So far we have studied limits as $x \to a^+$, $x \to a^-$ and $x
\to a$. Now we will consider what happens as ''$x \to
\infty$'' or ''$x \to -\infty$". What does that mean?
$\displaystyle{\lim_{x \to \infty}f(x)}$ describes what
happens to $f$ when $x$ grows without bound in the positive
direction. The word ''infinity'' comes from the Latin "infinitas",
which stands for "without end" (in=not, finis=end).
Imagine taking bigger and bigger values of $x$, like a hundred,
a thousand, a million, a billion, and so on, and seeing what
$f(x)$ does. For instance, the statement
$\displaystyle{\lim_{x \to \infty}} f(x)=7$ means that, as $x$
grows larger and larger, $f(x)$ is closer and closer to 7.
We call the line $y=7$ a horizontal
asymptote of $f$, since as $x$ grows larger and
larger, $f(x)$ starts looking like the line $y=7$.
$\displaystyle{\lim_{x \to -\infty}f(x)}$ is similar, but in
the negative direction. Look at $x$ being minus a
million, minus a billion, minus a trillion, etc.

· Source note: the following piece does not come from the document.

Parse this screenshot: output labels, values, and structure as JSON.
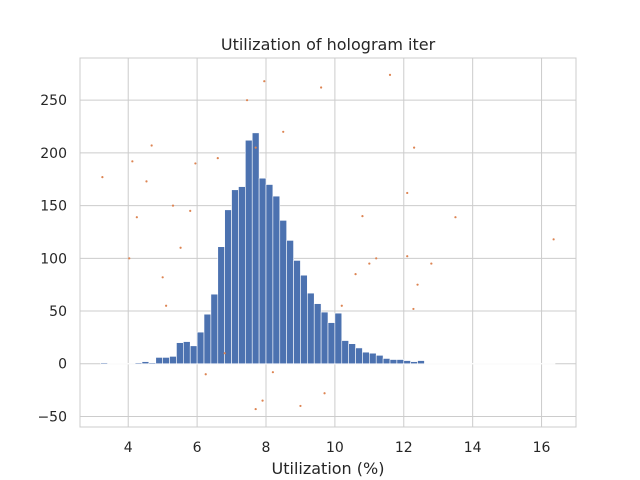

If $\displaystyle{\lim_{x \to -\infty} f(x) = 3}$, then the
graph of $y=f(x)$ will be very close to the horizontal line
$y=3$ when $x$ is large and negative. Then the line $y=3$
is a horizontal asymptote of $f$.
Horizontal Asymptotes
Definition:
The line \(y=L\) is called a horizontal asymptote
for \(y=f(x)\) if and only if \[ \lim_{x\to\infty}f(x)=L,
\quad \text{ or }\quad \lim_{x\to-\infty}f(x)=L \]
Can a function have more than two horizontal asymptotes?
For instance, the graph on the left has both $y=\pi/2$ and
$y=-\pi/2$ as horizontal asymptotes. The one on the right has
horizontal asymptotes $y=\pm 4$.